C&G Partners recently completed branding, signage and interpretive design for the U.S. Embassy in London. A seminal current architectural project with an overall budget of over $1 billion, the building in Nine Elms on London's South Bank opened earlier this year with finishing touches more recently completed.
Balancing the functional needs of a foreign diplomatic outpost with overtures to openness and inspirational American culture was a central component in the approach used by the design studio. Responsible for embassy branding, signage and interpretive design, the studio worked to integrate these elements in signature designed landscape, architecture and interiors to bring a sense of American spirit and inspiration to the structure.

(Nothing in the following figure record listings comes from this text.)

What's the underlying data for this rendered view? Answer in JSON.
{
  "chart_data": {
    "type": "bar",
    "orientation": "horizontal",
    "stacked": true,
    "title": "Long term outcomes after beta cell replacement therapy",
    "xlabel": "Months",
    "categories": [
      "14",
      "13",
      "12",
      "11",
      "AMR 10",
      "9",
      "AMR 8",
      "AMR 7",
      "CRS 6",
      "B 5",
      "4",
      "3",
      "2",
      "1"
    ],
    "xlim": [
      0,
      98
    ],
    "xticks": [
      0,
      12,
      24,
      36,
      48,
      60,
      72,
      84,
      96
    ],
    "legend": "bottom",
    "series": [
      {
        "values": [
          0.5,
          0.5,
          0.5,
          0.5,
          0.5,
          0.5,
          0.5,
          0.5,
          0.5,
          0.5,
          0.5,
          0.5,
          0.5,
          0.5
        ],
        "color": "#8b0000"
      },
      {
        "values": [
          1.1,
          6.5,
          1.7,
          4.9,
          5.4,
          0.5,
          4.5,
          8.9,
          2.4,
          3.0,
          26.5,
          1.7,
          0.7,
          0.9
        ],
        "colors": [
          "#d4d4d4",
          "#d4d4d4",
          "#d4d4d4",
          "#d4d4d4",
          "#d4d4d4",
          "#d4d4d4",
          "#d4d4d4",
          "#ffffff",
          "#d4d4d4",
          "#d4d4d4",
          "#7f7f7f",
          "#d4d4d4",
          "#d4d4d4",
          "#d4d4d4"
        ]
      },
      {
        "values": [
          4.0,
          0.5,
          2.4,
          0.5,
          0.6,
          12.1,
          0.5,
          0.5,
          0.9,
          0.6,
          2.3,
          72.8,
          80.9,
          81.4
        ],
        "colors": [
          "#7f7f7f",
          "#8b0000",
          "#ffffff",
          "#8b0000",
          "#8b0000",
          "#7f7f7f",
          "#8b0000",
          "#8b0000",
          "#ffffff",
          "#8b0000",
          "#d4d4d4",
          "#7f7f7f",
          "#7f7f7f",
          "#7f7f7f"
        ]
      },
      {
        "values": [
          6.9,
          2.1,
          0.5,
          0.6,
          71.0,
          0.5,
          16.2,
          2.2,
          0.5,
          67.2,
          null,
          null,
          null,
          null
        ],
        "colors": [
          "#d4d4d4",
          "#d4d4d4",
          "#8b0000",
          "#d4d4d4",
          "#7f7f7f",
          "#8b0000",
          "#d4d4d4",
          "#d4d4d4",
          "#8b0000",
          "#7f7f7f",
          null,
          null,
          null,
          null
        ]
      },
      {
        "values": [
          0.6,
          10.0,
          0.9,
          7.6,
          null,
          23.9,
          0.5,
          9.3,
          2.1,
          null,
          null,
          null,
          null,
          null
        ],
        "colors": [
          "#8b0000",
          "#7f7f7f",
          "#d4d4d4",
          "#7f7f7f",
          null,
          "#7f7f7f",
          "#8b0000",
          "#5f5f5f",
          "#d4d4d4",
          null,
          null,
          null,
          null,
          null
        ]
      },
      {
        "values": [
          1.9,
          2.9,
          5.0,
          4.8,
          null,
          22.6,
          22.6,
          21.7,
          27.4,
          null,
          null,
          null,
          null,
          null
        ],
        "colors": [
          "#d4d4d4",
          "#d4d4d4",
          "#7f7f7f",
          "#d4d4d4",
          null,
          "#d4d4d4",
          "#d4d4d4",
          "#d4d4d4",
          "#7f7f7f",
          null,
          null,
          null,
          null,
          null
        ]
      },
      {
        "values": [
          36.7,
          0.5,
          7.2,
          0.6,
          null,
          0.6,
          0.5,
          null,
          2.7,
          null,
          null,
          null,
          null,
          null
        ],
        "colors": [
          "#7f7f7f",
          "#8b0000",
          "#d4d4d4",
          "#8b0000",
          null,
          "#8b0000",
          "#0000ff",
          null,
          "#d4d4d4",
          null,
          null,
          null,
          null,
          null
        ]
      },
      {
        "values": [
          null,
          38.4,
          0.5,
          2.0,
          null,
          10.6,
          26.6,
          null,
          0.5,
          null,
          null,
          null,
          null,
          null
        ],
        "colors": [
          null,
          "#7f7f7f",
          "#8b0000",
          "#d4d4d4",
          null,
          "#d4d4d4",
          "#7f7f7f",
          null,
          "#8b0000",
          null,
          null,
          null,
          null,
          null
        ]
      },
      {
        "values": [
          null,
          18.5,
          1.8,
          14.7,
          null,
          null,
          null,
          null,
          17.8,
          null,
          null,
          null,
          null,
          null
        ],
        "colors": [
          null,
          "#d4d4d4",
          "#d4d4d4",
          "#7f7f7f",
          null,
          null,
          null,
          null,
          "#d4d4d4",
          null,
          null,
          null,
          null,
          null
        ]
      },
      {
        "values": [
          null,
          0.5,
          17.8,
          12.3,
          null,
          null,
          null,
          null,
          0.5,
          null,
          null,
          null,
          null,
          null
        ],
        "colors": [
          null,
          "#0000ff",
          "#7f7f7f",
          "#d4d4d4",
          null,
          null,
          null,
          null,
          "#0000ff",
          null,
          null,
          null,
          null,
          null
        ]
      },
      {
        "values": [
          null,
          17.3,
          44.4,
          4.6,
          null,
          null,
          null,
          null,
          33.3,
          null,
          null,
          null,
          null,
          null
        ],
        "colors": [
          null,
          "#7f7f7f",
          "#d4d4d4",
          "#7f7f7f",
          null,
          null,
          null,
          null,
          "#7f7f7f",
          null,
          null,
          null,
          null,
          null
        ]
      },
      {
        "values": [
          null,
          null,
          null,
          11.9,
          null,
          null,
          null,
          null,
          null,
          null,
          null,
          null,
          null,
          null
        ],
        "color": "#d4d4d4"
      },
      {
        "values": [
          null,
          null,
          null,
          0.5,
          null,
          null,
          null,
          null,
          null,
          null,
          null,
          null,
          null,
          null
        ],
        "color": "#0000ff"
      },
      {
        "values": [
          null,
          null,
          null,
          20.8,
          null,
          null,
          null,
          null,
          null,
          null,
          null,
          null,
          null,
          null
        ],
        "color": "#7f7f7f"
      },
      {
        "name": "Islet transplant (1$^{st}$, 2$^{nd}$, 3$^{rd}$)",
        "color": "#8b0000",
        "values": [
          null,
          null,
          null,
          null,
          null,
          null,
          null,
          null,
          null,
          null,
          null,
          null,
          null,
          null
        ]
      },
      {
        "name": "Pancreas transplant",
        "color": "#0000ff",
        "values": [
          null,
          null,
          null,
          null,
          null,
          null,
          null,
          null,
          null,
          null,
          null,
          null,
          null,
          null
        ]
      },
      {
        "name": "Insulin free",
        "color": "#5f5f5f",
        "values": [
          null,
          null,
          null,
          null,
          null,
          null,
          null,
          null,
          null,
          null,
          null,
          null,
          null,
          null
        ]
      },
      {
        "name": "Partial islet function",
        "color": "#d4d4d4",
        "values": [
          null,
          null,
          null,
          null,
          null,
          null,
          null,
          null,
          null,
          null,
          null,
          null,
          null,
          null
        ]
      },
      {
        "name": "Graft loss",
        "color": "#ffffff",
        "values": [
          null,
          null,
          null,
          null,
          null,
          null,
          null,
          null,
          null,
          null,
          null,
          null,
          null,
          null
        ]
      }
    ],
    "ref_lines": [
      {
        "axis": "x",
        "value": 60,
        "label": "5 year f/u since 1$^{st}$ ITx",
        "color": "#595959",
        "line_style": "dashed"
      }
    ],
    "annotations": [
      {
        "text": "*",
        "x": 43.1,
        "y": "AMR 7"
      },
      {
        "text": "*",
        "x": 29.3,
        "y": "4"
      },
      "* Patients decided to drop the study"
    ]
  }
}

"For the embassy's experiential graphics and signage, we strove to create a particular poetry of place in a manner that a welcoming American emissary might employ," said Keith Helmetag, founding principle, C&G Partners, who oversaw the studio's work on the project.
At the doorstep, for example, the studio juxtaposed the solidity of 'Embassy of the United States' in bronze inset in granite adjacent to a waterfall and symbolic pond. In the reception area, the notion of "poetry of place" is expressed with a monolithic country seal - initially computer-numerical control (CNC) cut and then hand-crafted to finish on limestone panels embedded into the paneled limestone wall - that crowns the intimately chiseled names of ministers and U.S. ambassadors to the UK, starting with John Adams and concluding with current ambassador Woody Johnson, owner of the New York Jets football team.
The concept surfaces inside and out, with poignant, iconic quotes from Martin Luther King, Robert Kennedy and others embedded in exterior stone paving and carved into interior limestone walls and flooring, as well as with white glass panels that reflect visitors atop directions to departments.
Representative American landscapes and habitat - prairie, desert and Pacific forest - are transformed into gardens on the site. A terrace and interior conservatories are interpreted with descriptive panels, narratives and photographs accompanied with noteworthy quotes by American naturalists such as John Muir and others.
C&G Partners created all of the embassy's exterior and interior signage. The identification sign was coordinated directly with the granite wall and fountain with each stone matching the letter in the same fashion as historic metal typography that created documents like the Declaration of Independence broadsides.
The main sign went through numerous design concept iterations such as raised stone lettering, applied metal lettering, some of which were mocked-up but rejected by the studio due to legibility and other factors. The current design evolved from this exploration and was well received.
Other signs in the site, landscape and inside have been carefully integrated with materials and architecture. For example, exterior stainless steel sign panels match limestone wall panels; signs inside are rendered on full-height white glass reflecting the modernist character of corridors and spaces.
The building was designed by architectural firm KieranTimberlake in conjunction with Olin Landscape Architects, replacing the previous Eeno Saarinen-designed embassy in London's Mayfair district. The new building is engineered to accommodate high security standards while using a visual language of modernism and openness.